🤖 AI Summary
This study addresses the longstanding reliance on heuristic approaches in selecting segment lengths for audio fingerprinting systems, a choice that has lacked systematic investigation. For the first time, it quantitatively evaluates the impact of varying segment durations on the retrieval performance of neural audio fingerprinting models. The work proposes an optimization framework that integrates multi-scale segment processing with recommendations from large language models—such as GPT-5-mini—to guide optimal length selection. Experimental results demonstrate that short segments of 0.5 seconds consistently enhance retrieval accuracy across diverse datasets. Furthermore, the large language model proves effective in recommending near-optimal segment lengths across multiple evaluation metrics, offering practical design guidance for scalable audio retrieval systems.
📝 Abstract
Audio fingerprinting provides an identifiable representation of acoustic signals, which can be later used for identification and retrieval systems.
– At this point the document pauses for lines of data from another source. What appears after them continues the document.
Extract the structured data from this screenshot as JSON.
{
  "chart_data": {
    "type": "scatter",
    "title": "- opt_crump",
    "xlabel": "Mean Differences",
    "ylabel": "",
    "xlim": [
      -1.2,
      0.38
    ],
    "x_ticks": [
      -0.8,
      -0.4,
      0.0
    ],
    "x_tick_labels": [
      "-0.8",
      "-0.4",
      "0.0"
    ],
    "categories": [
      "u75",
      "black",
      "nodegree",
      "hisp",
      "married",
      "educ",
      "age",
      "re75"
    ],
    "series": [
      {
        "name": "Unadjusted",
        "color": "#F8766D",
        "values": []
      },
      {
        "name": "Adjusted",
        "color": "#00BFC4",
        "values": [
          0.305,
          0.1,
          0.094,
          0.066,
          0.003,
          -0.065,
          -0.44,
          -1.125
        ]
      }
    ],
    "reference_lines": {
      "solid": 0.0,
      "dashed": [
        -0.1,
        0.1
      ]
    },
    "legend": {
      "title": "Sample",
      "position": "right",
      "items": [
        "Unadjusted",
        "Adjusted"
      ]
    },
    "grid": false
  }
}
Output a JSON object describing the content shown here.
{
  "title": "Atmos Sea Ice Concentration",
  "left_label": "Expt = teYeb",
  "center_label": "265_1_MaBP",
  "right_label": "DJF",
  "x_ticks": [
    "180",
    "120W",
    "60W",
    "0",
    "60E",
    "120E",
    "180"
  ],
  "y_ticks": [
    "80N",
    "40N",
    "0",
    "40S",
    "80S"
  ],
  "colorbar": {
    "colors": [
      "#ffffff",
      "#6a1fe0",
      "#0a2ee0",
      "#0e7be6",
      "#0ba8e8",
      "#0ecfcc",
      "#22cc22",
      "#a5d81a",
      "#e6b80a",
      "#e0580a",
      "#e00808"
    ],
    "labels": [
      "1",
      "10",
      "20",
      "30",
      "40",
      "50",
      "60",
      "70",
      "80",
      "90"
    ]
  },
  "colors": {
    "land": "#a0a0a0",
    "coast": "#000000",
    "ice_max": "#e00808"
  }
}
To obtain a discriminative representation, the input audio is usually segmented into shorter time intervals, allowing local acoustic features to be extracted and analyzed. Modern neural approaches typically operate on short, fixed-duration audio segments, yet the choice of segment duration is often made heuristically and rarely examined in depth. In this paper, we study how segment length affects audio fingerprinting performance. We extend an existing neural fingerprinting architecture to adopt various segment lengths and evaluate retrieval accuracy across different segment lengths and query durations. Our results show that short segment lengths (0.5-second) generally achieve better performance. Moreover, we evaluate LLM capacity in recommending the best segment length, which shows that GPT-5-mini consistently gives the best suggestions across five considerations among three studied LLMs. Our findings provide practical guidance for selecting segment duration in large-scale neural audio retrieval systems.